One of the speakers during the webinar was Chai R. Feldblum, Esq., a commissioner with the Equal Employment Opportunity Commission (EEOC).  Commissioner Feldblum stressed that the EEOC does not want to preclude employers from getting their work done, nor reduce business productivity.  If an employer has its job descriptions in place that list the essential functions, and if the employer engages in an interactive dialogue with the disabled employee, then determining whether a reasonable accommodation is possible should be straight-forward.

My experience has been that the reasonable accommodation process is not as easy as Commissioner Feldblum makes it sound. Ideally, a reasonable accommodation can be found quickly, but often, the process is inexact and time-consuming.

Here are some of the problems encountered in finding reasonable accommodations:

First, there is the problem of keeping job descriptions up to date. In today’s workplace, jobs change quickly.  In a large company, it can be a full-time job for several employees to keep job descriptions updated.  And writing job descriptions is probably not the most efficient use of employees’ time – companies that seek to be nimble may not want to slow down to create job descriptions that will be out of date by the time they’re written.  Requiring that job description be written is one of the reasons lawyers and HR professionals get a bad name among managers, even when they point to the ADA as the reason for the requirement.

Second, while it is easy for an employer to say that a job function is “essential,” there are always other ways to get the work done. Since one possible reasonable accommodation is to “restructure” a job, an employer is always subject to being second-guessed on whether a particular job function is “essential” and need not be eliminated, or whether it is non-essential and the employer will have to find another way to get the function done, or do without the function.

Third, while the employer can set both qualitative and quantitative standards for acceptable performance, these standards are also subject to debate during the reasonable accommodation process.  If a leave of absence or a reduced schedule is a reasonable accommodation, then a production standard may need to be reduced along with the employee’s schedule.  How then will the employer get enough production out to satisfy its customers?

Fourth, the necessary accommodations of a disabled employee sometimes evolve over time, or require a good deal of experimenting to see what works and what doesn’t.  The attempts at accommodation may even be unsuccessful in the end, resulting in frustration for the disabled individual, as well as for his or her managers and co-workers. Sometimes the employee isn’t ready to stop working, even after many accommodations have been unable to get the employee back to a productive state.

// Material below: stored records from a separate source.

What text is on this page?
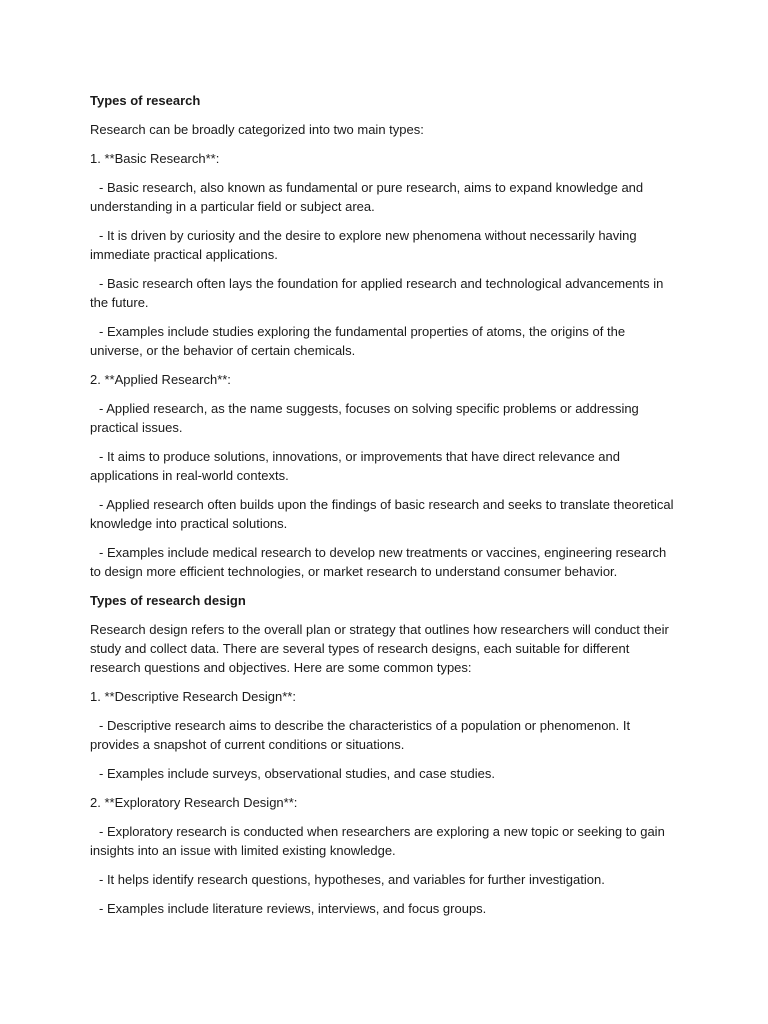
Types of research

Research can be broadly categorized into two main types:

1. **Basic Research**:

- Basic research, also known as fundamental or pure research, aims to expand knowledge and understanding in a particular field or subject area.

- It is driven by curiosity and the desire to explore new phenomena without necessarily having immediate practical applications.

- Basic research often lays the foundation for applied research and technological advancements in the future.

- Examples include studies exploring the fundamental properties of atoms, the origins of the universe, or the behavior of certain chemicals.

2. **Applied Research**:

- Applied research, as the name suggests, focuses on solving specific problems or addressing practical issues.

- It aims to produce solutions, innovations, or improvements that have direct relevance and applications in real-world contexts.

- Applied research often builds upon the findings of basic research and seeks to translate theoretical knowledge into practical solutions.

- Examples include medical research to develop new treatments or vaccines, engineering research to design more efficient technologies, or market research to understand consumer behavior.

Types of research design

Research design refers to the overall plan or strategy that outlines how researchers will conduct their study and collect data. There are several types of research designs, each suitable for different research questions and objectives. Here are some common types:

1. **Descriptive Research Design**:

- Descriptive research aims to describe the characteristics of a population or phenomenon. It provides a snapshot of current conditions or situations.

- Examples include surveys, observational studies, and case studies.

2. **Exploratory Research Design**:

- Exploratory research is conducted when researchers are exploring a new topic or seeking to gain insights into an issue with limited existing knowledge.

- It helps identify research questions, hypotheses, and variables for further investigation.

- Examples include literature reviews, interviews, and focus groups.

These problems don’t even get to the issues that arise when the employee’s request for an accommodation is less than clear, when the employee doesn’t know what accommodation they think might work, or when other employees become upset at having their jobs changed because the employer is accommodating someone else.  For more information about the ADA, see the EEOC's website on disability discrimination.

The purpose behind the ADA is laudable.  The practice is often messy.  Even employers operating in good faith can find themselves in expensive litigation.  Who is to say what is “reasonable”? Even years of attempted accommodations may not be enough to satisfy the EEOC or a judge or jury.

What have your experiences with the ADA been?